Öğrencilik hayalleri masallardaki kafdağlarının ardında kalakalmışlardı. Şimdiyse karşısında, karlı dağlar kadar heybetli engeller vardı. Kültürlü bir ailede büyürken, eğitimin en önemli hazine olduğu, üzerine basıla basıla belletilmişti ona. Okumak, öğrenmek, kendini geliştirmek, bilgiyle donanmak en önemli değrlerdi onun evinde. O eve ger gün tüm gazeteler alınır, okunan kitaplarla alakalı hararetli tartışmalar yapılır, bütün sanat olayları adım adım takip edilirdi. Küçüklüğünde, herkesi kendi annesi babası gibi bilgili sanırdı. Onlar öğrenme hevesiyle doluydular ve bu meraklarını kızlarına da yansıtıyorlardı her fırsatta. Çocuk sorduğu her türlü sorunun ailesi tarafından cevaplandırılmasından duyduğu tatmin duygusunu sindiriyordu içinde, o hazza alışıyordu.
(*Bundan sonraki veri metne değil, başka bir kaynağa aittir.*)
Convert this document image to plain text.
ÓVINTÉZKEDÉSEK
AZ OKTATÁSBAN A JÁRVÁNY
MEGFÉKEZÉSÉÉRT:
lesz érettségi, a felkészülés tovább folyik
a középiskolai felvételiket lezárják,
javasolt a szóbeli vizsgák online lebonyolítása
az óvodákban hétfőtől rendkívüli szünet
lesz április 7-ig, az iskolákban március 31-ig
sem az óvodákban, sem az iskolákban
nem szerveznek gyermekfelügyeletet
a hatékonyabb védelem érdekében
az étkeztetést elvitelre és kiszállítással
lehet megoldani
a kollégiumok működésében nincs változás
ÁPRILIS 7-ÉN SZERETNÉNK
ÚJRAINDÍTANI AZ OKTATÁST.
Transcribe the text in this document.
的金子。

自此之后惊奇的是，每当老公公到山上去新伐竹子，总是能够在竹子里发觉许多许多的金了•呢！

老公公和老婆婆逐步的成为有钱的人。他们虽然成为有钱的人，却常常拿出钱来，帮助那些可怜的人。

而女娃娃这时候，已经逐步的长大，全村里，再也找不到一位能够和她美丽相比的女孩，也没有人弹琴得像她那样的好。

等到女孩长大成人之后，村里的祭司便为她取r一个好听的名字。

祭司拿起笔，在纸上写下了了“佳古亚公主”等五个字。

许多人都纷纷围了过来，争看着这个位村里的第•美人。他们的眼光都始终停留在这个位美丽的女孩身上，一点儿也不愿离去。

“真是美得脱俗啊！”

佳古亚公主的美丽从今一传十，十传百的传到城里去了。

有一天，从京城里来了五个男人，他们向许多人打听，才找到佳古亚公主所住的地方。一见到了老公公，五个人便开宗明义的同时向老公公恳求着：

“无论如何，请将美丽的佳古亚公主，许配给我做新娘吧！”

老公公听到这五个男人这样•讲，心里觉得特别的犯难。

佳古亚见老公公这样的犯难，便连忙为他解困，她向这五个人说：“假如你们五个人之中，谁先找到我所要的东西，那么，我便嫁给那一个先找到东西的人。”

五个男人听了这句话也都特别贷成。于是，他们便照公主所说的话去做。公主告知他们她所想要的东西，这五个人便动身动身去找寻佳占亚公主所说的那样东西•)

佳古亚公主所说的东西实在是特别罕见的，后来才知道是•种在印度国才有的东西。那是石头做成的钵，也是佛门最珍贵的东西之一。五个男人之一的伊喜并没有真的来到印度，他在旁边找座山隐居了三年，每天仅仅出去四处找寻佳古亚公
   Lise yıllarında, içinde bulunduğu ülkenin sorunlarıyla yüzleşmeye başladı. Memleket meselelerine kafa yormak, gençliğin verdiği coşkuyla birleşince keyifli bir süreçti onun açısından. Çevresinde de benzer ailelerden gelmiş, aynı fikirlerde arkadaşları olunca, belki de
çok erken bir yaşta farkına varıyordu çoğu detayın. Kendi ailesinde her gün bigi, eğitim, okumak konuşulurken, binlerce başka aile, kızlarını okula bile göndermedikleri gerçeğiyle yüzyüze gelmek, onun gözünde en çarpıcı tezatlıktı. Böyle olmamalıydı her şey. Aynı topraklarda yaşayan, geceleri aynı yıldızları seyreden insanların böylesi farklı olmasına akıl sır erdiremiyordu. Bu zıtlık duygusu, bir süreliğine oldukça huzursuz etti kızı. Sonra bu huzursuzluk yerini, kendince çözüm arayışlarına, en sonunda da, epeyce büyük bir kararlılığa bıraktı. Eğitimini en üst seviyede alacak ve ülkesinin gelişmesi yönünde verecekti hayat mücadelesini. İlerisi için, siyaset yolunda hazırlanmaya işte o an karar verdi.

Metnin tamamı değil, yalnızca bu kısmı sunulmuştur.